Vazquez Mota, who hopes to become Mexico's first woman president, may have undermined her campaign with such unquestioning support of Calderon's drug war strategy.
She lags the PRI's Pena Nieto by about 20 percentage points, and recent polls have shown her slipping into third place behind leftist hopeful Andres Manuel Lopez Obrador.
More than half of Mexicans believe the criminals are winning the drug war, a survey showed late last year.
The murders over the weekend brought the death toll of people killed this past week to nearly 100. Bodies have been hung from bridges, stuffed in ice boxes or cut up in plastic bags in an escalation of attacks between rival cartels.
There have been more than 50,000 drug-related murders during Calderon's administration.
The government has trumpeted the capture or killing of many of the drug kingpins on its most wanted list during Calderon's term, but some experts say taking out cartel leaders has only fanned infighting and inflamed violence.
CORRUPT GOVERNORS
The view from Vazquez Mota's Veracruz hotel room in an upscale shopping mall overlooked the intersection where last September drug cartels dumped more than two dozen bodies in morning traffic, causing panic in the port city.
The federal government sent in marines after the attacks, and pickup trucks full of masked soldiers with automatic weapons now patrol the city, inspecting suspicious vehicles.
People have returned to the plazas and seaside boardwalk and streets are bustling again with vendors and musicians at night.
But just two weeks ago, three local journalists were killed in a haunting reminder that violence has not disappeared from the state.
Vazquez Mota proposes the creation of a militarized national police with at least 150,000 officers, tougher controls on money laundering and stiffer penalties for corrupt officials.

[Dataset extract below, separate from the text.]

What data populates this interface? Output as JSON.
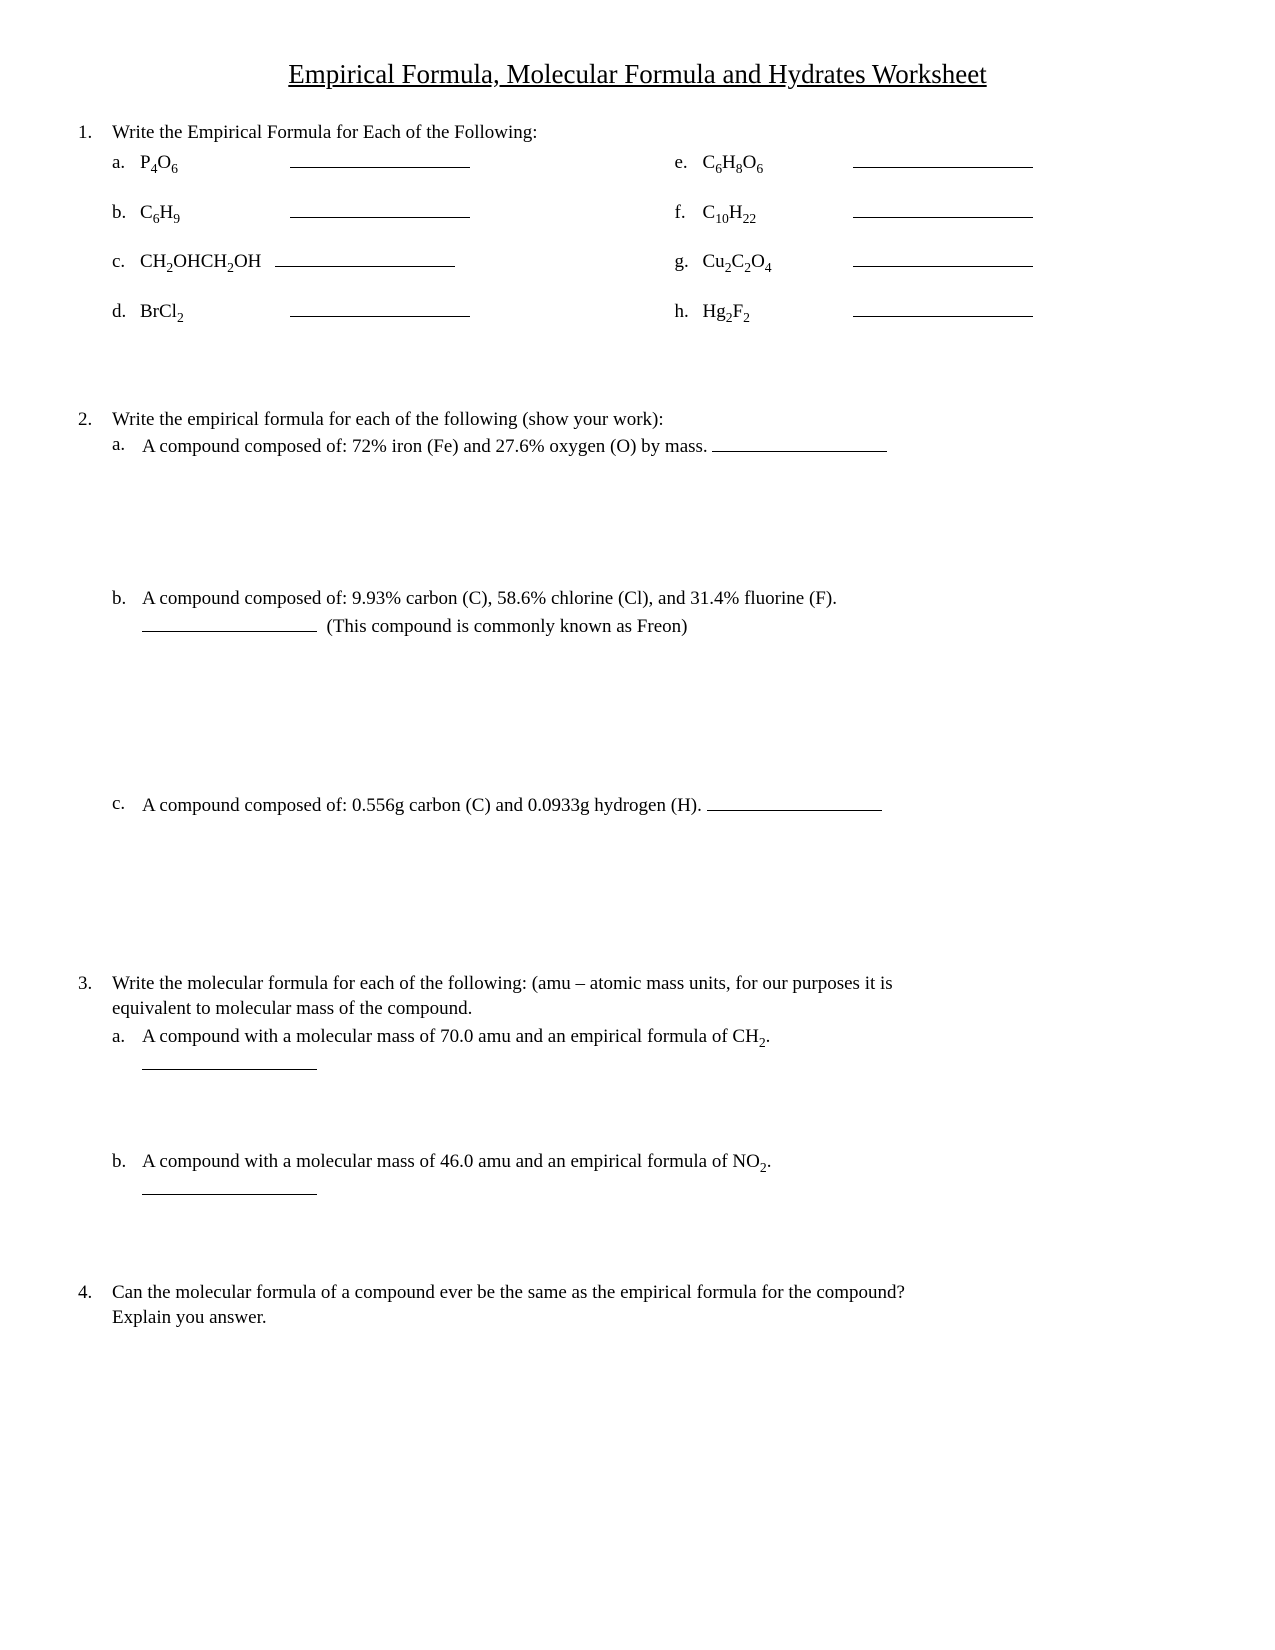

Congress blocked similar efforts by Calderon to form a national police force to replace hundreds of poorly equipped municipal and state officers often vulnerable to graft.
Instead the federal government mandated all local police forces go through background checks and fold their ranks into a single command structure headed by the states. Many local governments have not yet complied.
Vazquez Mota swiped at Veracruz's PRI governor, Javier Duarte, without directly mentioning his name, at a rally packed with women supporters in a downtown cultural center on Sunday.
"The local governors have lied to the families of Veracruz because here they didn't certify the police, here they opened the door to organized crime," she said. Her promise to keep the marines on the streets until local police can control crime prompted a standing ovation from the well-dressed crowd.
Vazquez Mota also pointed to examples of former party governors accused of corruption or who had made statements in the past about cutting deals with cartels.
The former treasurer in the northern state of Coahuila is wanted in the United States for money laundering, raising questions about the administration of ex-governor Humberto Moreira, who later served as PRI chairman, she said.
The PRI, which ruled Mexico for more than 70, lost the presidency to the PAN in 2000.
Pena Nieto, a former governor of the State of Mexico, is not proposing a radical departure from Calderon's anti-drug strategy and also wants a new military police force.
Only Lopez Obrador, who narrowly lost to Calderon in 2006, has proposed a timetable to pull the army off the streets.